I met Patricia at some party years ago. She’s a petite and sassy speaker with a British accent. I was nervous being smack dab in the middle of a bunch of stuffy people who make their living with words, but she blew me away with the first thing she said to me:
(in my best British accent) “Jill St. John nevah looked beddah.”
I was wearing my first St. John jacket (that’s the one — and I still have and wear it) and SHE KNEW THE BRAND JUST BY LOOKING AT ME. It was a hand-me-down from my sister-in-law, Sheri, because at the time I couldn’t afford anything like that. While not a Wal-mart shopper, I sure couldn’t flop down $2k for one item of clothing. I’ve always remembered how her kind comment made me feel.
So I just proved her ‘tip of the day’ to be spot on! As a hundredaire, she rolled out the red carpet for me and I’m telling everybody.

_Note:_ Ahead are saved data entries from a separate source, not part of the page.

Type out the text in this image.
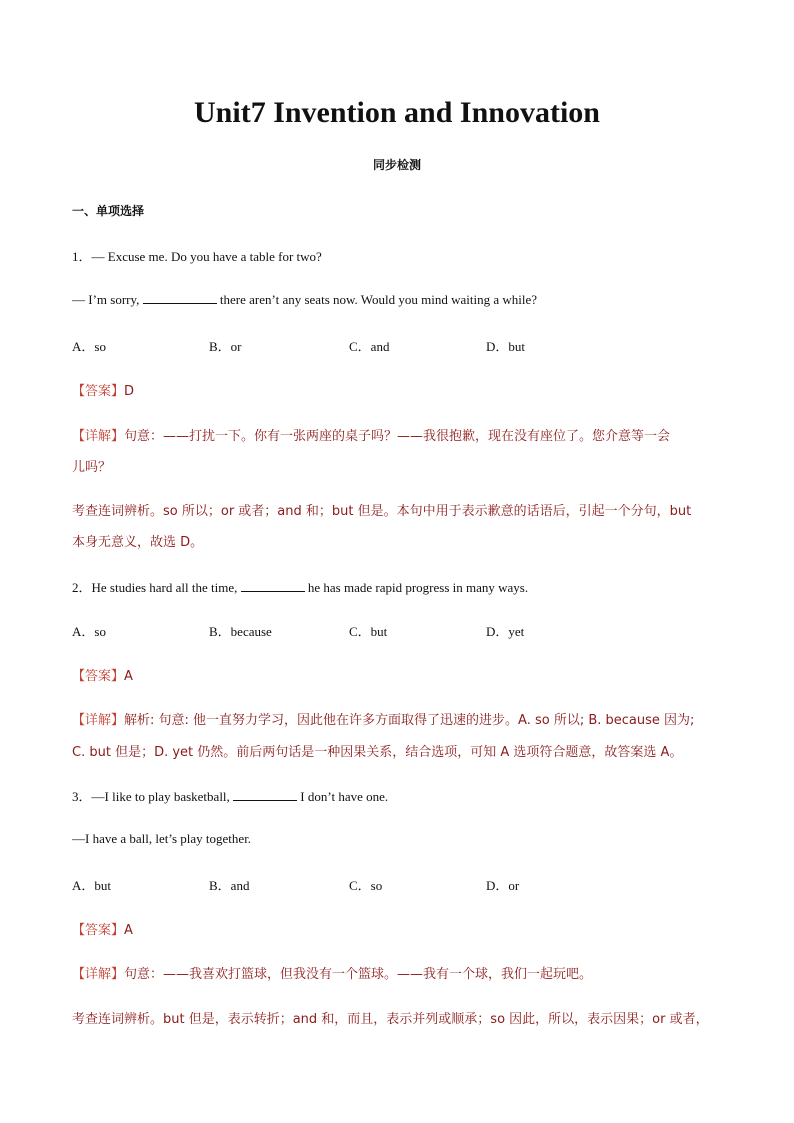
Unit7 Invention and Innovation
同步检测
一、单项选择
1．— Excuse me. Do you have a table for two?
— I’m sorry,	there aren’t any seats now. Would you mind waiting a while?
A．so	B．or	C．and	D．but
【答案】D
【详解】句意：——打扰一下。你有一张两座的桌子吗？——我很抱歉，现在没有座位了。您介意等一会
儿吗？
考查连词辨析。so 所以；or 或者；and 和；but 但是。本句中用于表示歉意的话语后，引起一个分句，but
本身无意义，故选 D。
2．He studies hard all the time,	he has made rapid progress in many ways.
A．so	B．because	C．but	D．yet
【答案】A
【详解】解析: 句意: 他一直努力学习，因此他在许多方面取得了迅速的进步。A. so 所以; B. because 因为;
C. but 但是；D. yet 仍然。前后两句话是一种因果关系，结合选项，可知 A 选项符合题意，故答案选 A。
3．—I like to play basketball,	I don’t have one.
—I have a ball, let’s play together.
A．but	B．and	C．so	D．or
【答案】A
【详解】句意：——我喜欢打篮球，但我没有一个篮球。——我有一个球，我们一起玩吧。
考查连词辨析。but 但是，表示转折；and 和，而且，表示并列或顺承；so 因此，所以，表示因果；or 或者，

Must keep to my routine so I can still fit in that St. John jacket…

Apr 3, 2018
I’m in the middle of a power outage that started 25 minutes ago, has left around 2k in Seymour without electric, and is projected to last another 6 hours. SIX hours, you guys. I’m typing this because there’s literally nothing else to do in this QUIET, NO INTERNET zone.
Brains without power are crazy – at least mine is. I’ve flipped on light switches by habit and have thought of at least a gazillion things I could do while there’s no electric and I can’t work. Every single one of those things (except for typing this on my battery-powered laptop) require power. No walking on the treadmill, no brushing my teeth, and NO 2nd CUP OF COFFEE. This is brutal!!
My crazy brain even tried to convince me that since I can’t work anyway, I might as well check out Kohls and Macys to find and order a new sheet set. What a tease my brain is.
And then… just like that… there was COFFEE!

Good news: My electric has been restored and I remained sane enough to remember how to post.
Bad news: We are under a tornado watch.
Apr 1, 2018
Yesterday, the family and I headed north and one of the stops we made was Red Lobster to reward Colette for doing well in school. I’m known for asking for a box for leftovers and then forgetting them on the table — but I’ve NEVER left my phone. Until yesterday…
I noticed I didn’t have it shortly after leaving the parking lot and it was a quick trip back, but sheesh! Oh… and this happened AFTER Ben made fun of me for waiting on a window (not a door) to open for my exit at Target.
In my defense, I was putting money back in my wallet inside my purse while some old dude winked at me and motioned I could walk in front of him (so I did, and ended up standing in front of a non-opening full glass window panel about 2 steps from the opening part of the doors).
The old gray mare ain’t what she used to be… but she’s still always up for an adventure!